Vergangenheit, Gegenwart und Zukunft – das auditorische Gehirn mit ultrahochauflösendem fMRT entschlüsseln
Prof. Federico De Martino, Maastricht University
Gastgeber: Prof. Jonas Obleser, Institut für Psychologie I
Im Rahmen der CBBM-Lectures sind regelmäßig hochrangige Wissenschaftler aus aller Welt am Lübecker Center of Brain, Behavior and Metabolism (CBBM) zu Gast. In dieser Woche präsentiert Prof. Federico De Martino von der Maastricht University seine Forschung aus den Kognitiven Neurowissenschaften
Eine Schlüsselfunktion unseres Gehirns besteht darin, zukünftige Zustände der Umgebung vorherzusagen, um mit Veränderungen in der Geräuschkulisse umgehen und unser Verhalten entsprechend anpassen zu können. Diese Erkenntnis hat zu einer veränderten Denkweise über die Gehirnfunktion geführt. Das heißt, dass das, was wir wahrnehmen, nicht nur den sensorischen Reiz selbst widerspiegelt, sondern vielmehr eine Kombination aus dem Reiz und einem internen (generativen) Modell seiner Ursachen. Dieser Gedanke hat zu mehreren theoretischen Ansätzen geführt, von denen einige in der prädiktiven Kodierung (Predictive Coding, PC) zum Ausdruck kommen. Beim Predictive Coding wird davon ausgegangen, dass generative Modelle durch den Austausch von Vorhersagefehlern (Feedforward) und Vorhersagen (Feedback) über hierarchische Verarbeitungsstufen hinweg gebildet werden. Elektrophysiologischen Studien belegen die Relevanz, die diese Vorhersagen auf verschiedenen hierarchischen Ebenen haben. Nichtsdestotrotz ist die Evidenz, die die Prinzipien der prädiktiven Kodierung auf grundlegende neuroinformatische Einheiten begrenzt. Das erschwert unser Verständnis darüber, wie prädiktive Kodierung die Verarbeitung von Klängen im Kontext im menschlichen Gehirn unterstützt.
Die ultrahochauflösende funktionelle MRT (UHF MRT) bietet die einzigartige Möglichkeit zu untersuchen, wie Berechnungen in die mesoskopische (kortikale) Architektur des menschlichen Gehirns eingebettet sind.
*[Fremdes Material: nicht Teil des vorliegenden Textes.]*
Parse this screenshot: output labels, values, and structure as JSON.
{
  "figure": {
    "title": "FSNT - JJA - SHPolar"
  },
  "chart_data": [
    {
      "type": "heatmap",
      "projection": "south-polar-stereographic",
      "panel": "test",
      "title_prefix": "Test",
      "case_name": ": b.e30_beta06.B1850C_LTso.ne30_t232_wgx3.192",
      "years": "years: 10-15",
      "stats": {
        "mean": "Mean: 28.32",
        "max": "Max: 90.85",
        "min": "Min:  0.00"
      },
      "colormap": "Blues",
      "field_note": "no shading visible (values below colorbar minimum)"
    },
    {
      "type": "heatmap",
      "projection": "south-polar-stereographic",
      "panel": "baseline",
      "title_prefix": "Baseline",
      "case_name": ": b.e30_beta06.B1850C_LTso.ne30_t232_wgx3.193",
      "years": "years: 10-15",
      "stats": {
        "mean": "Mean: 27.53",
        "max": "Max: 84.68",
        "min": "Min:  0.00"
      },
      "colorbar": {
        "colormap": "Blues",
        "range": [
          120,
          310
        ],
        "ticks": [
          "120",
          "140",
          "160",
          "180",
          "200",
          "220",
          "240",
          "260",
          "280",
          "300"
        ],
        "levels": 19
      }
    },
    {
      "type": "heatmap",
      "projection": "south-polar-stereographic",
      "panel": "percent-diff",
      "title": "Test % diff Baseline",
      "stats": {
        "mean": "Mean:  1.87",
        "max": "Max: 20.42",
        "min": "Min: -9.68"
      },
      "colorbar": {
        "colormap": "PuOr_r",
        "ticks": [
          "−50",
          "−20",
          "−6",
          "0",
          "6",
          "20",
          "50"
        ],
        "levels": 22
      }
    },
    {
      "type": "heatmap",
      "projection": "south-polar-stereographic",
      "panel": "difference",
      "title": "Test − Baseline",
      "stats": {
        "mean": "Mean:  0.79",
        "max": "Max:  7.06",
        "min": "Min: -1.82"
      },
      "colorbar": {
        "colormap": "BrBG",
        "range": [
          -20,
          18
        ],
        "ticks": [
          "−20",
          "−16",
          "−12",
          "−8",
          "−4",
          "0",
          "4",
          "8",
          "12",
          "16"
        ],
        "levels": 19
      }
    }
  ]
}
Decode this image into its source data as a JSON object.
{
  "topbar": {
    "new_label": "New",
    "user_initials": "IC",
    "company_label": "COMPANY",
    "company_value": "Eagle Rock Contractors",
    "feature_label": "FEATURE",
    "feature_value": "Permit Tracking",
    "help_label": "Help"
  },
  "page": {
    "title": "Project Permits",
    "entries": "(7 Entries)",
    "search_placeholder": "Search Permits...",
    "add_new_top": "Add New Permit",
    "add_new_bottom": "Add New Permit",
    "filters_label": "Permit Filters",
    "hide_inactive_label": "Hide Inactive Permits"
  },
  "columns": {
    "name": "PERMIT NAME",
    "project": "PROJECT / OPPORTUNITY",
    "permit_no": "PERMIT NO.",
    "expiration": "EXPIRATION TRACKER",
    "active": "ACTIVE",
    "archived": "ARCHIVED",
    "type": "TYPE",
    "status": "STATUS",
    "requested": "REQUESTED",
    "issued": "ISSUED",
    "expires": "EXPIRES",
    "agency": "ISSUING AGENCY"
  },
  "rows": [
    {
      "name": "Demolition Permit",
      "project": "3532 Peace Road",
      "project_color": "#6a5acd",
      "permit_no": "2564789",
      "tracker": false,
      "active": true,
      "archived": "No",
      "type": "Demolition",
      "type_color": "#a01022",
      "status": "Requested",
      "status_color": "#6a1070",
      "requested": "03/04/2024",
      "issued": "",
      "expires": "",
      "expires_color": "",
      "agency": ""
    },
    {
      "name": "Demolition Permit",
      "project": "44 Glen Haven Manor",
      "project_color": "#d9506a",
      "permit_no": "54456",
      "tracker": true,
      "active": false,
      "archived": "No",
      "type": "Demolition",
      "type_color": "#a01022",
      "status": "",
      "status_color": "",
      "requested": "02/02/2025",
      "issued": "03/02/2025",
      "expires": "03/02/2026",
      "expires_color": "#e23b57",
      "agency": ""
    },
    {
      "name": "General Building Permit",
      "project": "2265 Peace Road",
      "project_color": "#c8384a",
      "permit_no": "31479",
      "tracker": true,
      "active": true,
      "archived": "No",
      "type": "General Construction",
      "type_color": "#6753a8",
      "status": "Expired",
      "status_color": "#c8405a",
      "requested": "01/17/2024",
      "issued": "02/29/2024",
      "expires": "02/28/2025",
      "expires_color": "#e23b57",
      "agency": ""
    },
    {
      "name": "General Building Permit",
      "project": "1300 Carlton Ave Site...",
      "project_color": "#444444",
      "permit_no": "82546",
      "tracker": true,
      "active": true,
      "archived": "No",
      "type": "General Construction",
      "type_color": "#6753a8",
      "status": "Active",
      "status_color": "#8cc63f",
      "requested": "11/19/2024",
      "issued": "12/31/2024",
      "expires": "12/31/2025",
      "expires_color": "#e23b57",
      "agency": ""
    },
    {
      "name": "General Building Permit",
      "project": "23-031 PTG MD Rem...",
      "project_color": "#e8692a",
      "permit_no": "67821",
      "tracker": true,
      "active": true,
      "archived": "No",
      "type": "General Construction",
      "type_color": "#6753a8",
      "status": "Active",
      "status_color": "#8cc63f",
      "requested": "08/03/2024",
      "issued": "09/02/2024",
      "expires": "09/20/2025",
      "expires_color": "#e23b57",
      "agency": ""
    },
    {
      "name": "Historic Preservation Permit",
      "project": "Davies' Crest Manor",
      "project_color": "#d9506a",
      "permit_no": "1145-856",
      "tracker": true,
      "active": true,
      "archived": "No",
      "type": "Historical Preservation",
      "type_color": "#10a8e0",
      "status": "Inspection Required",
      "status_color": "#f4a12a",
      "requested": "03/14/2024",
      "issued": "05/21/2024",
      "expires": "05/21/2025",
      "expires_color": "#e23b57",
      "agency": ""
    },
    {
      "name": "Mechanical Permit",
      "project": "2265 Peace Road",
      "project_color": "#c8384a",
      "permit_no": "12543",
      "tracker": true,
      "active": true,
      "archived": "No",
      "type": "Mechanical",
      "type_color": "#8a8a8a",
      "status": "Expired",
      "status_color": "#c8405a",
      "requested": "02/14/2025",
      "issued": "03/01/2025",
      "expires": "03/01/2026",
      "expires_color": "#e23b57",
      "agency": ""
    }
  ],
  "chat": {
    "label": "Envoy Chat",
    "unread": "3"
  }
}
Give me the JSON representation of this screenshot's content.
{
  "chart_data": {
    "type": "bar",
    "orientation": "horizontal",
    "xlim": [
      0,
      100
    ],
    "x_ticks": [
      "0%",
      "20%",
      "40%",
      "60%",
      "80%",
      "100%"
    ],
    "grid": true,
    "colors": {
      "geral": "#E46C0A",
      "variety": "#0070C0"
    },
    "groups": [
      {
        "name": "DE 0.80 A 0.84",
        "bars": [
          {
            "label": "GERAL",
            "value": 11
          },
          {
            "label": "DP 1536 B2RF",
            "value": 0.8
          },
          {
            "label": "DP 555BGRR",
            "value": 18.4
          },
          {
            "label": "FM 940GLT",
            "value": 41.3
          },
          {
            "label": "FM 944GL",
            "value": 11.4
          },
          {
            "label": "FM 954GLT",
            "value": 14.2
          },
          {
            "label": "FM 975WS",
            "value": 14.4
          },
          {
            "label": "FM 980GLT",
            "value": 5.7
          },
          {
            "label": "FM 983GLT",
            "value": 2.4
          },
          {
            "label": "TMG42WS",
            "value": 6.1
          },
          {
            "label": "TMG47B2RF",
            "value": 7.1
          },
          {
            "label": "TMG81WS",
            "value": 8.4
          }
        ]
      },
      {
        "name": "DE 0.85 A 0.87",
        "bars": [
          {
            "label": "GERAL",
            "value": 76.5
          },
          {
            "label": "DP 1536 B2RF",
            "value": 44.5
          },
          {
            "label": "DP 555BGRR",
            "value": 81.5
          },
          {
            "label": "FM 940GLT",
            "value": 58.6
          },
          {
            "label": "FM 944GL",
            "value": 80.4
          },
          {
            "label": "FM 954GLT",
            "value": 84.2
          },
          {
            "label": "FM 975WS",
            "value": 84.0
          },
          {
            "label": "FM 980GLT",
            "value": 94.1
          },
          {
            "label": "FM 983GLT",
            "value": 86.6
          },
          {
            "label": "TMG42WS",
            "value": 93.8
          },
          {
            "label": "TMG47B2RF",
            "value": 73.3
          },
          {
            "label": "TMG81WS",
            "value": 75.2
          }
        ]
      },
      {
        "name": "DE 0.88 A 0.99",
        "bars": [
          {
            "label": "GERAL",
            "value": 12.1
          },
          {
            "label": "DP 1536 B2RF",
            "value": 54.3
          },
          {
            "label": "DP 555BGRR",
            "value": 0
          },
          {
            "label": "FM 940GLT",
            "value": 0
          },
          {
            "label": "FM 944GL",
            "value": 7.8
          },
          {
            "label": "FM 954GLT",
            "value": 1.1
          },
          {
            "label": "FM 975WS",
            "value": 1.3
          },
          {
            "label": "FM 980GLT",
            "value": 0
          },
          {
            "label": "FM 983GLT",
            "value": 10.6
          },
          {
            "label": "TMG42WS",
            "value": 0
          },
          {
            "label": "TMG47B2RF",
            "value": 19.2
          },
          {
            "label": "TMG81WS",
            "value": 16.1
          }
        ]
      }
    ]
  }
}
Die laminare fMRT wurde bereits zur Untersuchung prädiktiver Prozesse im menschlichen visuellen Kortex eingesetzt.
In dem Vortrag werden die jüngsten Fortschritte bei der Bildgebung der Hörbahn im Ultrahochfrequenzbereich und die Ergebnisse von Studien, die untersuchen, wie Vorhersagen und Vorhersagefehler in den Schichten der Hörrinde verarbeitet werden, beschrieben. Außerdem wird thematisiert, wie die ultrahochauflösende fMRT mit biophysikalischen und rechnerischen Ansätzen sowie mit anderen bildgebenden Verfahren (MEG) kombiniert werden kann, um weitere Einblicke in die Prozesse zu gewinnen, die unseren Wahrnehmungsfähigkeiten zugrunde liegen.